Le Paquet mobilité salué par Élisabeth Borne et la FNTR
Le compromis sur la réforme des conditions de travail et de rémunération des chauffeurs routiers obtenu au Parlement de Strasbourg le 4 avril, a été salué par Élisabeth Borne, la ministre française des Transports, et considéré comme une "victoire" par la Fédération nationale des transports routiers (FNTR).
Pour la ministre, "ces votes confirment les grandes orientations du compromis obtenu lors du conseil des ministres européens des Transports le 3 décembre dernier, pour lequel la France s’était activement mobilisée depuis de longs mois".
Elle ajoute que ces orientations représentent de "réelles avancées pour les droits des travailleurs et pour une concurrence plus loyale dans le transport routier".
Élisabeth Borne estime qu'après le compromis de décembre, "le Parlement européen confirme lui aussi la pleine application du droit du détachement au secteur du transport routier". Un droit constituant un "enjeu prioritaire" pour la France, selon la ministre française, pour faire "respecter dans ce secteur le principe du "à travail égal, salaire égal".

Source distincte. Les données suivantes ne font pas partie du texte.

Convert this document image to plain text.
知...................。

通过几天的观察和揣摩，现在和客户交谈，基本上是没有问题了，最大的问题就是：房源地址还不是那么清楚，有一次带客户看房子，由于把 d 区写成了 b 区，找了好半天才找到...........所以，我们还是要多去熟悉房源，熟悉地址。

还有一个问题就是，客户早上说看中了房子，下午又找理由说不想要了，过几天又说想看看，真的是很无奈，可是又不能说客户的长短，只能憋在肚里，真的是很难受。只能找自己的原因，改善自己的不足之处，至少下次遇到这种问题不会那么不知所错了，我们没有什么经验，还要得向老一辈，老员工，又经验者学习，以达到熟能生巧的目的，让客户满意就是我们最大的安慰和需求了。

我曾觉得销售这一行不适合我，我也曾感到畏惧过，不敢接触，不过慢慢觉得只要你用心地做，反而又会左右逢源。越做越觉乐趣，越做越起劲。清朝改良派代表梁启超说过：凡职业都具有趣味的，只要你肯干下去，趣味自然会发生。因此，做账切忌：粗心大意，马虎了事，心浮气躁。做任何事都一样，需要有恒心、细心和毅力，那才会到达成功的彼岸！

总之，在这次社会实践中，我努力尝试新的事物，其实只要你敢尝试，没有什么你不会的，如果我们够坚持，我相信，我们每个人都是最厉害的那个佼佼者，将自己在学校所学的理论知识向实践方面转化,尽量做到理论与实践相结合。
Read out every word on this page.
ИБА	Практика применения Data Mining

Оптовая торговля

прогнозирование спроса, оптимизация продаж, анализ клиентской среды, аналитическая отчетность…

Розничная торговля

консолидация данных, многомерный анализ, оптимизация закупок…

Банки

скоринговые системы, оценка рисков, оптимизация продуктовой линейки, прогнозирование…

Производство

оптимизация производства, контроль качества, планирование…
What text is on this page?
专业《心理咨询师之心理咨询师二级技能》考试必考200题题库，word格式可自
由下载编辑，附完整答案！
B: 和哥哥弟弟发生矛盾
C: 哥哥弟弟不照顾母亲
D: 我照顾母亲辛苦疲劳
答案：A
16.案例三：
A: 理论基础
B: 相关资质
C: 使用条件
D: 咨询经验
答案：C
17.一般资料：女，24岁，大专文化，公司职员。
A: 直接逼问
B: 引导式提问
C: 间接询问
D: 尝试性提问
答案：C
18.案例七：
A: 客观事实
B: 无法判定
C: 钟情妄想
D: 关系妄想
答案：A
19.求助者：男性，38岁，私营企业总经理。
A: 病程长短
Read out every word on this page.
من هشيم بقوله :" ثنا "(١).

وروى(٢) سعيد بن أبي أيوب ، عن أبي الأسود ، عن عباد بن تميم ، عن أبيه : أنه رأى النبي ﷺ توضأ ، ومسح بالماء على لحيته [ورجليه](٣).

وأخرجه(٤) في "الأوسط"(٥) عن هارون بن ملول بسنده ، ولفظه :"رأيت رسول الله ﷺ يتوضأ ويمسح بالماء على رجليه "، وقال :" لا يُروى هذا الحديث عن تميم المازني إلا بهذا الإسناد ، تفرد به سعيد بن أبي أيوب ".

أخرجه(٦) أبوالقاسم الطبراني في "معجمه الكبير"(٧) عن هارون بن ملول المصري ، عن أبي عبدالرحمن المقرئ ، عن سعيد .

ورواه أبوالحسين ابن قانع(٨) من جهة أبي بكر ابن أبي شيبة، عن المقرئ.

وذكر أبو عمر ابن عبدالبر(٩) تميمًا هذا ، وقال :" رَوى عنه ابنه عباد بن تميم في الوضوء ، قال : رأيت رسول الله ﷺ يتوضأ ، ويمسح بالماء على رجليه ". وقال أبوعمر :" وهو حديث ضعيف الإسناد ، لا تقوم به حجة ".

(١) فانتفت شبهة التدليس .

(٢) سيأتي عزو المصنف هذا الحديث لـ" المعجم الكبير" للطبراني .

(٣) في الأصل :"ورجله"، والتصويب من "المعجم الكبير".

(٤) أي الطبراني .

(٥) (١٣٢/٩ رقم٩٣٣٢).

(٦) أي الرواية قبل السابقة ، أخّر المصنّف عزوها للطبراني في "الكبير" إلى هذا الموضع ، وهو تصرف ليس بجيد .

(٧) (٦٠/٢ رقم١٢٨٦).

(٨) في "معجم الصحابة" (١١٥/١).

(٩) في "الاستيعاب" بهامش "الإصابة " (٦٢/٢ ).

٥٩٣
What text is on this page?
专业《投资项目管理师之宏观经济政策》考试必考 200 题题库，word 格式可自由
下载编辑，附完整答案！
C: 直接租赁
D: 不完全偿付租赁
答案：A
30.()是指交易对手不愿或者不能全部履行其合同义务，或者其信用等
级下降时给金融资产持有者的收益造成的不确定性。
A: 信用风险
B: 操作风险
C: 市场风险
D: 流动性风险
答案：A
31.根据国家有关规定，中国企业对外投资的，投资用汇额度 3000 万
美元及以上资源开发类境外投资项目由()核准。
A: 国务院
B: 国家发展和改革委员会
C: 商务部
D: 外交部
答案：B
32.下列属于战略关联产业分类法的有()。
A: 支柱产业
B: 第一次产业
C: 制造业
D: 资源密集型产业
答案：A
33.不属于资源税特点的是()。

Si elle regrette que ces compromis adoptés à Strasbourg aillent moins loin que celui de décembre sur certains aspects, notamment sur l’encadrement du cabotage, elle estime que ces votes vont "indiscutablement" dans le bon sens.
Pour sa part, la FNTR voit "son alliance avec ses homologues allemands, nordiques, tchèques, et slovaques enfin payer". Pour la fédération routière, les parlementaires ont notamment adopté le principe de détachement hors opérations bilatérales et de transit, l’interdiction des temps de repos hebdomadaires réguliers dans la cabine, le retour à son domicile du conducteur toutes les quatre semaines et du véhicule au même rythme au siège de l'entreprise, un délai de carence après les opérations de cabotage. La FNTR estime qu'un travail devra maintenant être" finalisé dans un texte consolidé par le Conseil, la Commission et le Parlement réunis en "trilogue".
"Il s’agit d’une réelle victoire pour les entreprises de transport comme pour leurs salariés (…) Pour les entreprises françaises, il s’agit d’un pas sans précédent vers un rééquilibrage de la concurrence. Nous nous réjouissons collectivement de cette évolution", explique Florence Berthelot, déléguée générale de la FNTR.
Si elle a aussi salué le vote sur le temps de repos, l'eurodéputée verte française Karima Delli, présidente de la commission Transport et Tourisme du Parlement, a déploré que les nouvelles règles européennes sur le "détachement" ne soient pas appliquées de manière systématique aux routiers, ce qui revient selon elle à en faire des "salariés de seconde zone".
La commissaire en charge des Transports, Violeta Bulc, a appelé à adopter la législation "dans les prochains mois". En revanche, le compromis sur la réforme voté à Strasbourg est sans surprise contesté dans certains pays de l'Europe de l'Est.